The researchers complemented their analyses of the black/white test score gaps— standard in the research literature— with a wider focus that also compared whites with Hispanics and Asians. Stiefel, Schwartz, and Ellen teach at the Wagner Graduate School of Public Service, while Schwartz, who also teaches at Steinhardt, directs the Institute for Education and Social Policy, a partnership of Wagner and Steinhardt.
In the end, they found that inequities in classroom resources within schools play little role in producing the test score gaps. Differences in student characteristics, such as poverty, appeared to play some role, as did school-wide characteristics, suggesting that school size matters and small schools may be helpful. “In addition, the trade-off between the size and experience of the teaching staff in urban schools may carry unintended consequences for within-school race gaps,” they added.
The research does not point to a simple solution to the race test score gaps and does not indicate that schools can do the job alone.

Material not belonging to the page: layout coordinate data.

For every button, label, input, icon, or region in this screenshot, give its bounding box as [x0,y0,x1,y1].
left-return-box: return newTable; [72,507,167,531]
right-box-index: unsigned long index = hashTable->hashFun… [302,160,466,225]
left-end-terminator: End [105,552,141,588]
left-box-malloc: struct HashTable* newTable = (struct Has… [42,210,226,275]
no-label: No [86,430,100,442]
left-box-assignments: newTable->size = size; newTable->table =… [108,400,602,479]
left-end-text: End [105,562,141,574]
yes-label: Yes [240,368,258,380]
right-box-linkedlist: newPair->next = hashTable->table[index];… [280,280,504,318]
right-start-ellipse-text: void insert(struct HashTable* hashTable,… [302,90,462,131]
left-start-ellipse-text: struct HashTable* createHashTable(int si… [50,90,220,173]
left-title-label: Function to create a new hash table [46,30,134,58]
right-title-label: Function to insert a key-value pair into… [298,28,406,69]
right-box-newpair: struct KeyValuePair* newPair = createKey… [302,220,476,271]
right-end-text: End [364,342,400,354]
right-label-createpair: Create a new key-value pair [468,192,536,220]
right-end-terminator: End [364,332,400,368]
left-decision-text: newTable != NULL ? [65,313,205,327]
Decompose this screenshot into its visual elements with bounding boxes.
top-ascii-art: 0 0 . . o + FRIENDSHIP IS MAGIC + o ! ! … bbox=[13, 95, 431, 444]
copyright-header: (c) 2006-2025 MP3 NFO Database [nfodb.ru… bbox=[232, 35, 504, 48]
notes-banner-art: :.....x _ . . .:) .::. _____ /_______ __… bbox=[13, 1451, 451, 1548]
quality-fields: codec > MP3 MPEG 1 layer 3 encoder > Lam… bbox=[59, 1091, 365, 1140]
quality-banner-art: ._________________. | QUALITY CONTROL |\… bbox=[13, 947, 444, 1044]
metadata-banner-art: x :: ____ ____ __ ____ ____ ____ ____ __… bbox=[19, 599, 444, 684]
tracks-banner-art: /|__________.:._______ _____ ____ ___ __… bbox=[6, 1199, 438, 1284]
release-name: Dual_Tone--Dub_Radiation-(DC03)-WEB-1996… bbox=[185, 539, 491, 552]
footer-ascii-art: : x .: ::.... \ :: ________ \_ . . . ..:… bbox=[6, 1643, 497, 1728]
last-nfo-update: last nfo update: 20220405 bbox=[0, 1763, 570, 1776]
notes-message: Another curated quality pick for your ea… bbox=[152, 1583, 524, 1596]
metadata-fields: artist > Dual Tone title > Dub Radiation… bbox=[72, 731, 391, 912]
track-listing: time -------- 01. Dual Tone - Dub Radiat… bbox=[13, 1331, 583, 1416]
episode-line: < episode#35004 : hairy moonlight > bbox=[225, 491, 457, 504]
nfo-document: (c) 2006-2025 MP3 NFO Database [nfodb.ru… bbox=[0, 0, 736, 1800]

“More research and experimentation is clearly needed to understand how and why scores on standardized tests and improvements in those scores continue to differ significantly for students of different races in the same schools and even the same classrooms,” they write. “Perhaps, as some have suggested, teachers have systemically different expectations about minority and white students and treat them differently in turn. Or perhaps meaningful reductions ultimately call for strategies that are beyond the scope of schools and school policies.”